In 2023, Franco made $195,380, meaning his salary would increase by at least 14.6%. Howard was not in her position yet, but her counterpart in the position made $213,646. That would mean her position’s pay would increase by at least 4.8%. When Sandy Husk was interim superintendent last year, she eliminated high-up senior leadership positions to cut costs. (PPS has faced a systemic budget deficit and is in its third consecutive year of cutting costs).
Armstrong’s presentation swayed the vast majority of the School Board, whose members generally expressed that the superintendent should have the resources to organize her senior leaders in the way she felt best suited her vision for the district.
“While I’ve certainly seen some concern about adding an additional higher level to our salary schedule when we’re making layoffs and cuts, I know you know that,” School Board member Christy Splitt told Armstrong on Tuesday. “And it’s still worth it for you, because you know that this change is something that in the end will make for a better-functioning district.”
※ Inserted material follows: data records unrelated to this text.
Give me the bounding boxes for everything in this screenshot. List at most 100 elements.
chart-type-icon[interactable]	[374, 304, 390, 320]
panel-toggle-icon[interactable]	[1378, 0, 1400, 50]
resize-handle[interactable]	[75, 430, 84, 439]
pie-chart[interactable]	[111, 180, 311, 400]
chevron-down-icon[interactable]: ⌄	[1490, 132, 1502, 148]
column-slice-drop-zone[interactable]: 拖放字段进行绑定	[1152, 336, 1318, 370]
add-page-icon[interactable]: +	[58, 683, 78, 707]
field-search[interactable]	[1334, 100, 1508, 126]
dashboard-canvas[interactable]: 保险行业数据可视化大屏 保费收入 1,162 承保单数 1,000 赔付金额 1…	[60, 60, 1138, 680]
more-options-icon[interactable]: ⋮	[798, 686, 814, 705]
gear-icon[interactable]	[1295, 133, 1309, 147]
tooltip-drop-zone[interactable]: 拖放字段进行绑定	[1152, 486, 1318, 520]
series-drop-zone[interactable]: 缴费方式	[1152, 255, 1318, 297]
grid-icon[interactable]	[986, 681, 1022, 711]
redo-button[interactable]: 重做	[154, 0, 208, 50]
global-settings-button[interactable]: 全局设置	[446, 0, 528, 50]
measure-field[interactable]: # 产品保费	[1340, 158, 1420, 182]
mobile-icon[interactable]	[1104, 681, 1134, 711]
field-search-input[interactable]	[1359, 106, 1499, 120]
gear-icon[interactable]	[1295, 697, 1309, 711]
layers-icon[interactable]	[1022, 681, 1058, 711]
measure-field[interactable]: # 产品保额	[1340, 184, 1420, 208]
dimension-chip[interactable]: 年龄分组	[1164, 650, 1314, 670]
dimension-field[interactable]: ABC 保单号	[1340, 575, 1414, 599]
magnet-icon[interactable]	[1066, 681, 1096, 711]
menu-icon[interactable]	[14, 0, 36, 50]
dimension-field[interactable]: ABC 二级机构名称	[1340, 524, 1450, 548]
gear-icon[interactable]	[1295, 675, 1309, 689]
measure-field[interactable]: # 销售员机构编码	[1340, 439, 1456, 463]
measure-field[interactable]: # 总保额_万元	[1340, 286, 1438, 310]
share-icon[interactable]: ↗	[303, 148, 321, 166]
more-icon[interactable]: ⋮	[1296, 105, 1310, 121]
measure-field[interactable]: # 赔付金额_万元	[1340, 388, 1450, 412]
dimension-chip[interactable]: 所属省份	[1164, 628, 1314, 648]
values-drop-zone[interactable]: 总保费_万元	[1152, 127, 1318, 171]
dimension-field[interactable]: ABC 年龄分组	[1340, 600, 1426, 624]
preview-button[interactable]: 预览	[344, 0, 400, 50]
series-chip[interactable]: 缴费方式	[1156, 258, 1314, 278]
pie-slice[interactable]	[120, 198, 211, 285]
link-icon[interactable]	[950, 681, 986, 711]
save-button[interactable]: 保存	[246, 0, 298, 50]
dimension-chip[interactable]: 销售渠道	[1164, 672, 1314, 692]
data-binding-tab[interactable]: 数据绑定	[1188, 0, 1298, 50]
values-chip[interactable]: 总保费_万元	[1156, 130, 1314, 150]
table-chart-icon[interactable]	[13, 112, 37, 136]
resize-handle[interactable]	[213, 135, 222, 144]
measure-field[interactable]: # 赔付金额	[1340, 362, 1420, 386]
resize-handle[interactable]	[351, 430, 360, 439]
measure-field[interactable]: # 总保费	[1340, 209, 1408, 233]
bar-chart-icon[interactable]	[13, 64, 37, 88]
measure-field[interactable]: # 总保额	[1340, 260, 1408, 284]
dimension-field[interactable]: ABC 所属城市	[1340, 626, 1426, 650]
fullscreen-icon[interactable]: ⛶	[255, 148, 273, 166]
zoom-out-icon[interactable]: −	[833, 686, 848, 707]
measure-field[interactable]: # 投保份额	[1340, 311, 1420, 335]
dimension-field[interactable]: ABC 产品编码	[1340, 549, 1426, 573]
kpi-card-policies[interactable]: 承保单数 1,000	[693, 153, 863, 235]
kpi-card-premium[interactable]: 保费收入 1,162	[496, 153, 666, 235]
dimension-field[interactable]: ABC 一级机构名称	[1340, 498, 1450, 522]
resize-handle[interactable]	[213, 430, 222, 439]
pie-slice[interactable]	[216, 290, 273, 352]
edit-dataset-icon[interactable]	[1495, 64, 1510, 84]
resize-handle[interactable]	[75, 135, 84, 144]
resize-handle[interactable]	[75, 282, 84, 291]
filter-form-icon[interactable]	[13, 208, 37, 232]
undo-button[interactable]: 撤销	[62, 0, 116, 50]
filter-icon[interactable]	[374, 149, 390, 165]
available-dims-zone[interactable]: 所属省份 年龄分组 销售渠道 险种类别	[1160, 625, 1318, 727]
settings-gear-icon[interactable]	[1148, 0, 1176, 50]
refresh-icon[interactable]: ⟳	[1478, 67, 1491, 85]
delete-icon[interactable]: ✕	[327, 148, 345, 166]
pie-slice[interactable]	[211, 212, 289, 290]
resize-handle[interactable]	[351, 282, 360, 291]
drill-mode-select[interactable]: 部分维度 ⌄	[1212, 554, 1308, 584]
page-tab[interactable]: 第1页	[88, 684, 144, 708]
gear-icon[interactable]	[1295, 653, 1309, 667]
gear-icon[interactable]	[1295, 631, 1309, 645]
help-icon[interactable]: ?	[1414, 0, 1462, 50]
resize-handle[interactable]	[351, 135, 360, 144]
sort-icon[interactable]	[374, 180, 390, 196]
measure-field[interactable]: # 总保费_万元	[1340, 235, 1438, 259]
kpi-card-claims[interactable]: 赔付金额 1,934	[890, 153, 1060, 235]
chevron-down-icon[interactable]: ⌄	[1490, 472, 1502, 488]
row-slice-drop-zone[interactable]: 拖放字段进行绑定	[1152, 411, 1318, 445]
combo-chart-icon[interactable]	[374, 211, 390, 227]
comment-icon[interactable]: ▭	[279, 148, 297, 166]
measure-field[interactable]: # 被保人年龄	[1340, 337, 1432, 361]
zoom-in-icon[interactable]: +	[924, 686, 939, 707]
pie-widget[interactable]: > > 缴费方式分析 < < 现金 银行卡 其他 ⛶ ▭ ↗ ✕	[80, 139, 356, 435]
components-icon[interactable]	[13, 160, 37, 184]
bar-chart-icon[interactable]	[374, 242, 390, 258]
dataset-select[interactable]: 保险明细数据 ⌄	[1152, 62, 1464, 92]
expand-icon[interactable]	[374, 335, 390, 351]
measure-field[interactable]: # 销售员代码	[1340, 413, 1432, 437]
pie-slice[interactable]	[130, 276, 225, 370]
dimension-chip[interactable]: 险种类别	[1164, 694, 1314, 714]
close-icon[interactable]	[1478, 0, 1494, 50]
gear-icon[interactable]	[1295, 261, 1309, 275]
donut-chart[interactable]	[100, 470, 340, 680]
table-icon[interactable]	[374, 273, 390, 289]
School Board member Julia Brim-Edwards was the lone “no” vote. She expressed concern that the School Board wasn’t approving specific positions, and instead setting a salary range others could ultimately get promoted to. But she added she respects the superintendent’s right to organize senior leadership.
“I don’t believe that the case has been made that we should, at this time after hearing the position the district’s in financially, [add] a new pay scale at the top,” she said.
“I’m not going to support it because it’s on an evening in which a budget is being proposed that cuts hundreds of teachers and school staff from our schools and I don’t believe it’s the time to be adding a pay step to the top of this pay scale,” Brim-Edwards continued. “I’m concerned that it adds another administrative layer back.”